Jatna Supriatna menjelaskan dalam bukunya berjudul “Melestarikan Alam Indonesia” terbitan 2008. Beliau menyebutkan bahwa sejarah munculnya Babi Rusa sudah ada pada masa Pleistosen. Setidaknya berkisar antara 100.000 sampai dengan 1,5 juta tahun yang lalu. Pada pleistosen akhir, sekitar 18.000 tahun yang lalu permukaan air laut pada daerah tropis turun mencapai 120 meter.
Pada masa ini, banyak ahli memperkirakan bahwa terjadi hubungan “land bridge” antara pulau di Indonesia dan Asia dan Australia. Hal ininlah yang memungkinkan adanya pertemuan fauna khas . Salah satunya babi khas Asia yang telah mencapai pulau Sulawesi melalui Kalimantan. Hewan langkah ini pada akhirnya berevolusi menjadi babirusa sebagai hewan endemik Sulawesi.
Babirusa pertama kali dipopulerkan pada tahun 1658 oleh Gulielmi Pisonis. Dalam bukunya yang berjudul “Indie Utriusque re Natural et Medica Libri Quatuordecim” yang terbit di Amsterdam, Belanda. Sampul buku itu tergambar dua orang memegang tongkat. Tampak ada beberapa gambar hewan, salah satunya hewan yang seukuran dengan anjing. Namun anehnya, anjing itu memiliki taring dibagian bibir yang menjulang keatas dan kakinya menyerupai kaki rusa. Konon, Pisonis menggambarkan hewan itu berdasarkan tengkorak babirusa Sulawesi. Namun banyak orang melihat aneh pada bagian kepala dan menganggap hewan itu hanya ada dinegeri dongeng.
Apa penyebab punahnya hewan endemik ini ?
Babirusa masuk dalam daftar Apendiks I CITES yaitu pelarangan perdagangan. Baik dalam bentuk hidup maupun mati atau bagian-bagian serta produk turunananya. Selain itu, satwa ini juga terdaftar dikonservasi dunia, IUCN (Internasional Union for the Conservation of Nature). Jenis hewan yang terancam punah dengan kategori rentan (Vulnerable/VU).
Di Indonesia, babirusa juga termasuk sebagai jenis hewan yang dilingungi sejak 1993 melalui Peraturan Pemerintah No. 7 tahun 1999. Peraturan berisi tentang pengawetan Jenis tumbuhan dan satwa. Kini peraturan itu telah diubah menjadi Peraturan Menteri Lingkungan Hidup dan Kehutanan No.106 tahun 2018. Dalam tetap menegaskan bahwa jenis babirusa dilindungi.

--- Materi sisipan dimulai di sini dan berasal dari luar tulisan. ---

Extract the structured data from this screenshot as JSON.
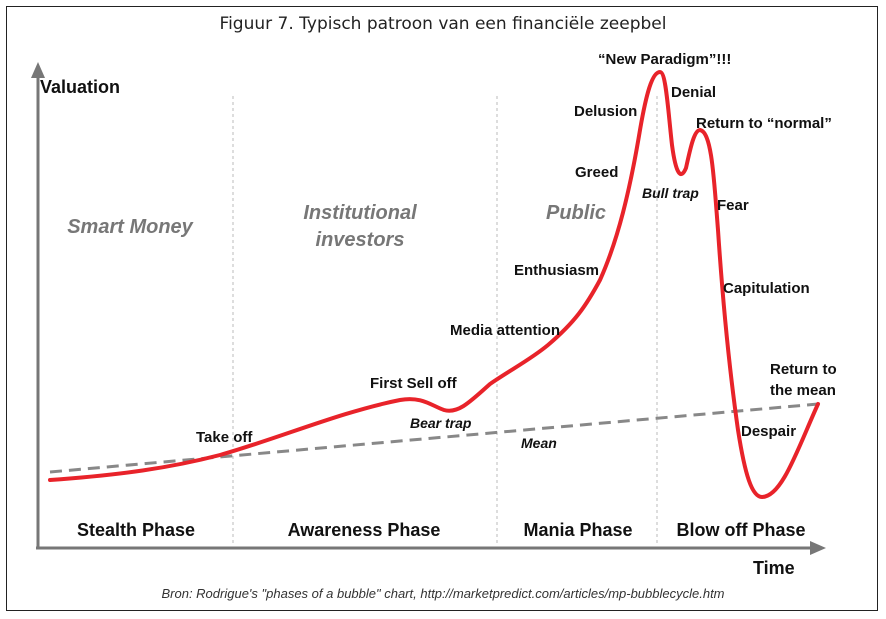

Laporan Balai Besar Taman Nasional Lore Lindu (BBTNLL) 2020 menunjukkan jika babirusa mengalami kepunahan yang sangat drastis. Menurut data BBTNLL melakukan survei dan pengamatan selama lima tahun. Data terakhir dari tahun 2014 berjumlah 221 ekor, hanya tersisa 22 ekor pada tahun 2019. Berbagai faktor yang menyebabkan babirusa mengalami ancaman kepunahan. Ancaman itu melalui perambahan hutan oleh masyarakat, perburuan, perdagangan hewan, pembukaan lahan pertanian skala besar, dan aktivitas pertambangan.
Hutan Nantu, Gorontalo, juga mengalami kasus yang sama. Sebelumnya mendapat ancaman yang lebih parah, terutama karena aktivitas penambangan emas, perburuan, dan perdagangan hewan.
Dikutip dari Mongabay.com, Lynn Clayton seorang doktor konservator yang telah mengikuti perkembangan babirusa selama 30 tahun. Pengamatannya dimulai sejak 1988 hingga kini. Menurut pengakuannya, berbagai upaya yang dilakukan untuk melindungi babirusa dari ancaman manusia yang tidak bertanggung jawab. Sehingga hutan Nantu salah satu hutan yang masih memberi kehidupan bagi babirusa di Sulawesi.